Organise your work with workspaces
Keep each project's context clean with separate workspaces
A single giant pile of documents makes answers vague — the model has to guess which of fifty papers you mean. AnythingLLM solves this with workspaces: each workspace containerises its own documents into a separate thread, so the context for one project never bleeds into another. A workspace for your thesis chapter, another for a side project, another for course reading — each answers only from its own files. This is the organising idea that makes the tool scale past a handful of PDFs.
- 1 Create two more workspaces for two genuinely different parts of your work — e.g.
thesis-methodsandjournal-club. - 2 Load the relevant documents into each, keeping them separate. A paper that belongs to both can be uploaded to both — workspaces are independent.

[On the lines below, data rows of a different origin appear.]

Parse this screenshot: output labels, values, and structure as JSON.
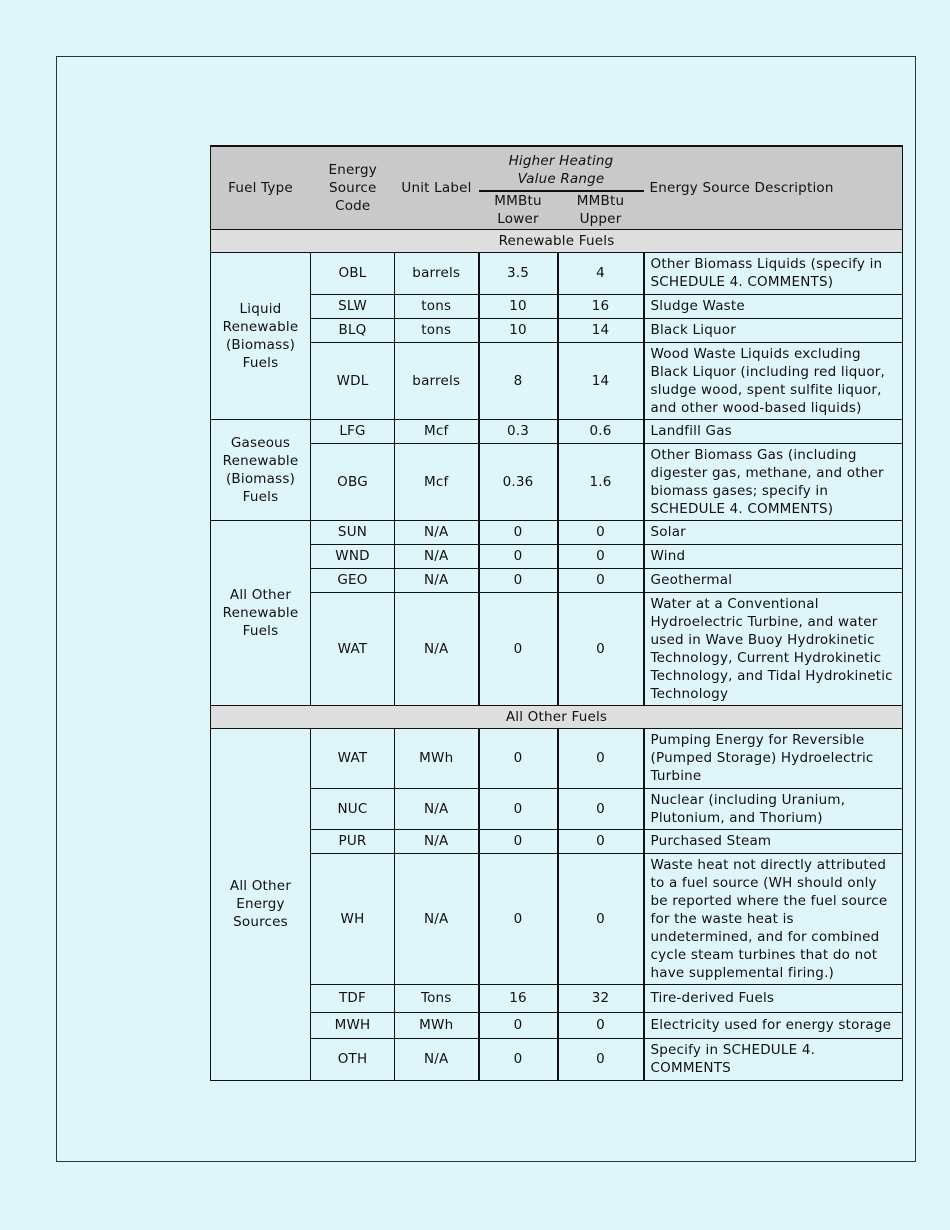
{
  "header": {
    "fuel_type": "Fuel Type",
    "code": "Energy Source Code",
    "unit": "Unit Label",
    "hhv": "Higher Heating Value Range",
    "lower": "MMBtu Lower",
    "upper": "MMBtu Upper",
    "description": "Energy Source Description"
  },
  "sections": [
    {
      "title": "Renewable Fuels",
      "groups": [
        {
          "fuel_type": "Liquid Renewable (Biomass) Fuels",
          "rows": [
            {
              "code": "OBL",
              "unit": "barrels",
              "lower": "3.5",
              "upper": "4",
              "description": "Other Biomass Liquids (specify in SCHEDULE 4. COMMENTS)"
            },
            {
              "code": "SLW",
              "unit": "tons",
              "lower": "10",
              "upper": "16",
              "description": "Sludge Waste"
            },
            {
              "code": "BLQ",
              "unit": "tons",
              "lower": "10",
              "upper": "14",
              "description": "Black Liquor"
            },
            {
              "code": "WDL",
              "unit": "barrels",
              "lower": "8",
              "upper": "14",
              "description": "Wood Waste Liquids excluding Black Liquor (including red liquor, sludge wood, spent sulfite liquor, and other wood-based liquids)"
            }
          ]
        },
        {
          "fuel_type": "Gaseous Renewable (Biomass) Fuels",
          "rows": [
            {
              "code": "LFG",
              "unit": "Mcf",
              "lower": "0.3",
              "upper": "0.6",
              "description": "Landfill Gas"
            },
            {
              "code": "OBG",
              "unit": "Mcf",
              "lower": "0.36",
              "upper": "1.6",
              "description": "Other Biomass Gas (including digester gas, methane, and other biomass gases; specify in SCHEDULE 4. COMMENTS)"
            }
          ]
        },
        {
          "fuel_type": "All Other Renewable Fuels",
          "rows": [
            {
              "code": "SUN",
              "unit": "N/A",
              "lower": "0",
              "upper": "0",
              "description": "Solar"
            },
            {
              "code": "WND",
              "unit": "N/A",
              "lower": "0",
              "upper": "0",
              "description": "Wind"
            },
            {
              "code": "GEO",
              "unit": "N/A",
              "lower": "0",
              "upper": "0",
              "description": "Geothermal"
            },
            {
              "code": "WAT",
              "unit": "N/A",
              "lower": "0",
              "upper": "0",
              "description": "Water at a Conventional Hydroelectric Turbine, and water used in Wave Buoy Hydrokinetic Technology, Current Hydrokinetic Technology, and Tidal Hydrokinetic Technology"
            }
          ]
        }
      ]
    },
    {
      "title": "All Other Fuels",
      "groups": [
        {
          "fuel_type": "All Other Energy Sources",
          "rows": [
            {
              "code": "WAT",
              "unit": "MWh",
              "lower": "0",
              "upper": "0",
              "description": "Pumping Energy for Reversible (Pumped Storage) Hydroelectric Turbine"
            },
            {
              "code": "NUC",
              "unit": "N/A",
              "lower": "0",
              "upper": "0",
              "description": "Nuclear (including Uranium, Plutonium, and Thorium)"
            },
            {
              "code": "PUR",
              "unit": "N/A",
              "lower": "0",
              "upper": "0",
              "description": "Purchased Steam"
            },
            {
              "code": "WH",
              "unit": "N/A",
              "lower": "0",
              "upper": "0",
              "description": "Waste heat not directly attributed to a fuel source (WH should only be reported where the fuel source for the waste heat is undetermined, and for combined cycle steam turbines that do not have supplemental firing.)"
            },
            {
              "code": "TDF",
              "unit": "Tons",
              "lower": "16",
              "upper": "32",
              "description": "Tire-derived Fuels"
            },
            {
              "code": "MWH",
              "unit": "MWh",
              "lower": "0",
              "upper": "0",
              "description": "Electricity used for energy storage"
            },
            {
              "code": "OTH",
              "unit": "N/A",
              "lower": "0",
              "upper": "0",
              "description": "Specify in SCHEDULE 4. COMMENTS"
            }
          ]
        }
      ]
    }
  ]
}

- 3 Ask the same question in both, e.g.
What is the most common statistical method used here?— the answers differ because each workspace sees only its own documents. - 4 Use threads within a workspace. Inside one workspace, start a 'New Thread' for a distinct line of questioning so a long conversation does not muddy a fresh one — the documents stay shared across threads.
- 5 Glance at the sidebar: workspaces are your top-level folders, threads are conversations inside them. That two-level structure is how you keep many projects tidy in one app.

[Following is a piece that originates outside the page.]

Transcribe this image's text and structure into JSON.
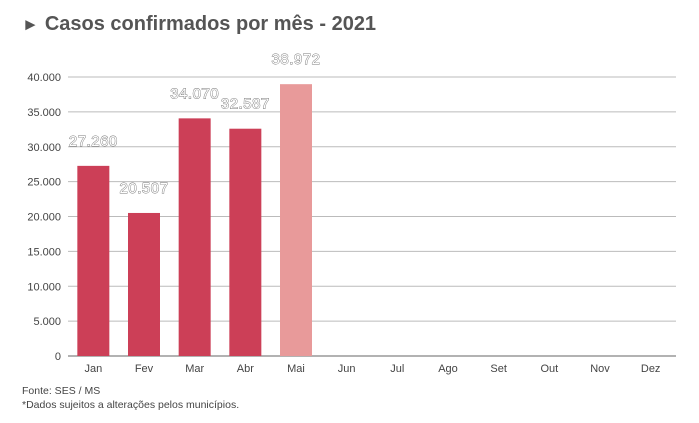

You have at least three workspaces, each scoped to its own documents, and you saw the same question produce workspace-specific answers.
Design a workspace layout for your whole research life
A little structure up front saves hours later. The goal is a deliberate map of which workspace holds what, so you always know where to ask.
Sketch and create a small set of workspaces that covers your current projects, load the right documents into each, and write a one-line rule for what goes where.
- 1 List your current active projects or reading streams (aim for 3–5).
- 2 Create one workspace per stream and give each a clear, specific name.
- 3 Load each workspace with only the documents that belong to it.
- 4 Write a one-line rule per workspace describing what belongs in it, so future uploads land in the right place.
Three to five named workspaces, each with its documents loaded, plus a one-line 'what goes here' rule for each.